In summary, our work studies the Q &A community user’s interest change patterns. Interestingly, our findings show that the user’s interest change follows a power-law distribution, which is entirely different from the research interest change distribution of the scientists (exponential distribution), indicating that users in the community are more inclined to exploration strategy. Compared to scientists, due to scientists’ characteristics, i.e., the long-term accumulation of discipline knowledge, scientists are more inclined to explore in the previous research stage and then concentrate on their current topics10,21. Despite this, the relationship between user interest change and reputation indicates that if users want to get a higher reputation in the Stack Overflow community, concentrating on the topic is still necessary. This phenomenon also highlights the difference between the general public and scientists in exploring knowledge strategies. Moreover, the user’s interest may shift to a new domain that is entirely different from the original over time, suggests that the community managers could consider the characteristics of user interest change when designing recommendation systems, e.g., pay more attention to the user’s current interests than consider all historical interest.

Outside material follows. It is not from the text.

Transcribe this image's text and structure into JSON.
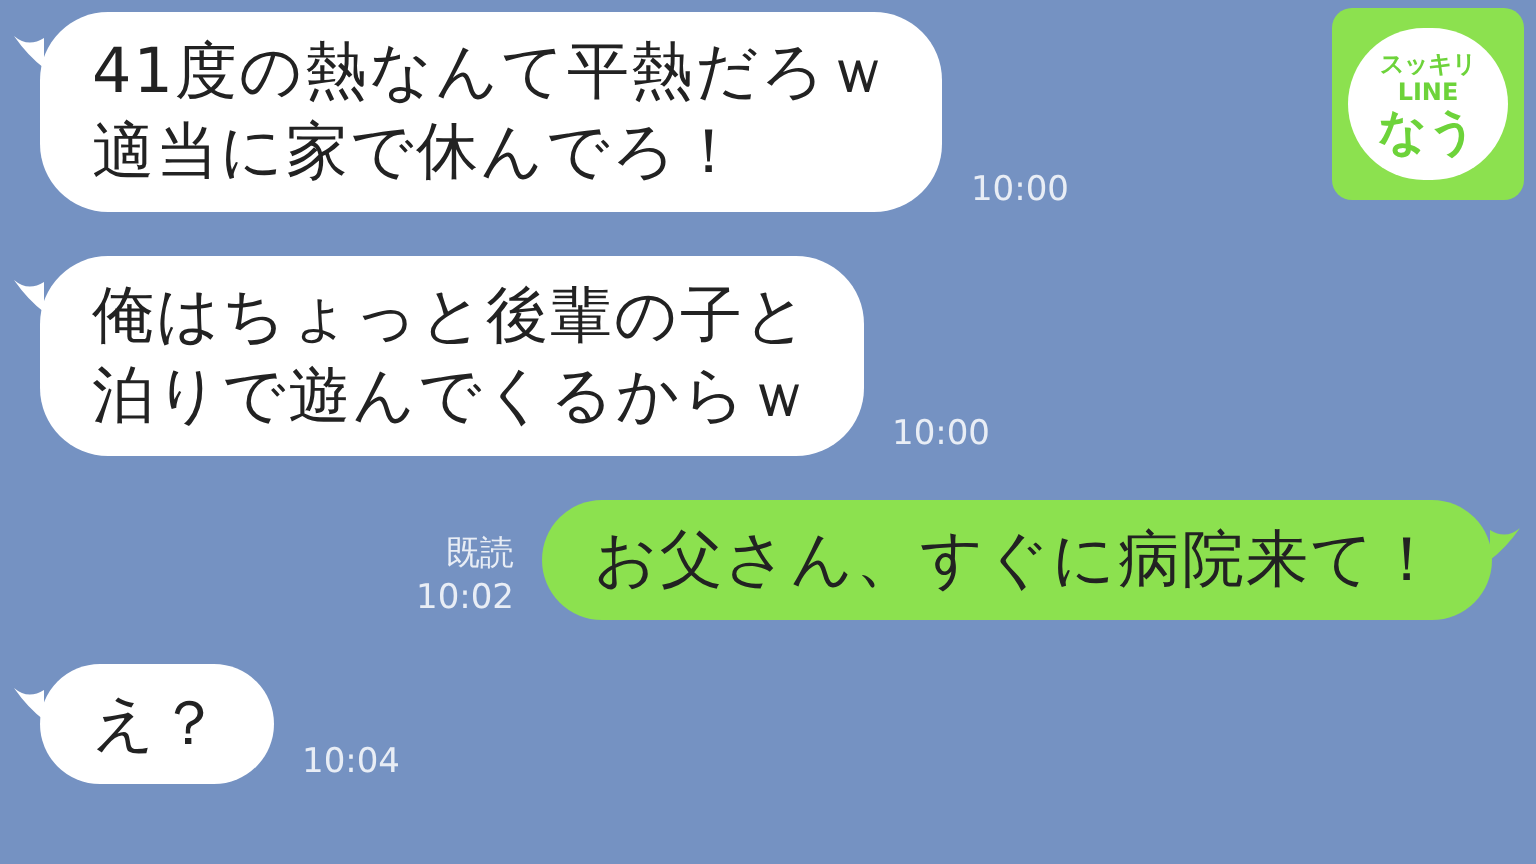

Furthermore, we study the three important features that significantly infer the observed distribution of interest change: heterogeneity, recency, and proximity. The heterogeneity makes user’s exploratory behavior more conservative on the Q &A community, while the recency feature has the opposite effect, it makes users explore new domains and result in a broader variety in interest change. The proximity feature prevents the interest change of users from presenting a Gaussian distribution. It increases the proportion of users with extreme interest change, e.g., the small-scale and large-scale interest change, which may be a reason for the power-law distribution of interest change. Moreover, the literature on research interest patterns of scientists29 also supports these trends of exploring knowledge. Furthermore, in this work, we only focus on the interest sequence, but ignore the timescale, which is another important feature. In future work, we will consider the timescale and investigate the explosive interest emerging in a short time. Additionally, in this work, we only consider the most straightforward community algorithm, however, the division result of the tag network may be influenced by the hypernym-hyponym relationship51. Thus, in the future, to make our division results more accurate, we will consider the hypernym-hyponym relationship in the division algorithm.

In general, our results provide a supplement to human interest research, showing how these features affect the patterns of interest in the Q &A communities and demonstrate the difference between the general public and scientific researchers in exploring knowledge. The current results would allow further expansion to uncover other interest behaviors in other communities as well as the relationships with different contribution types.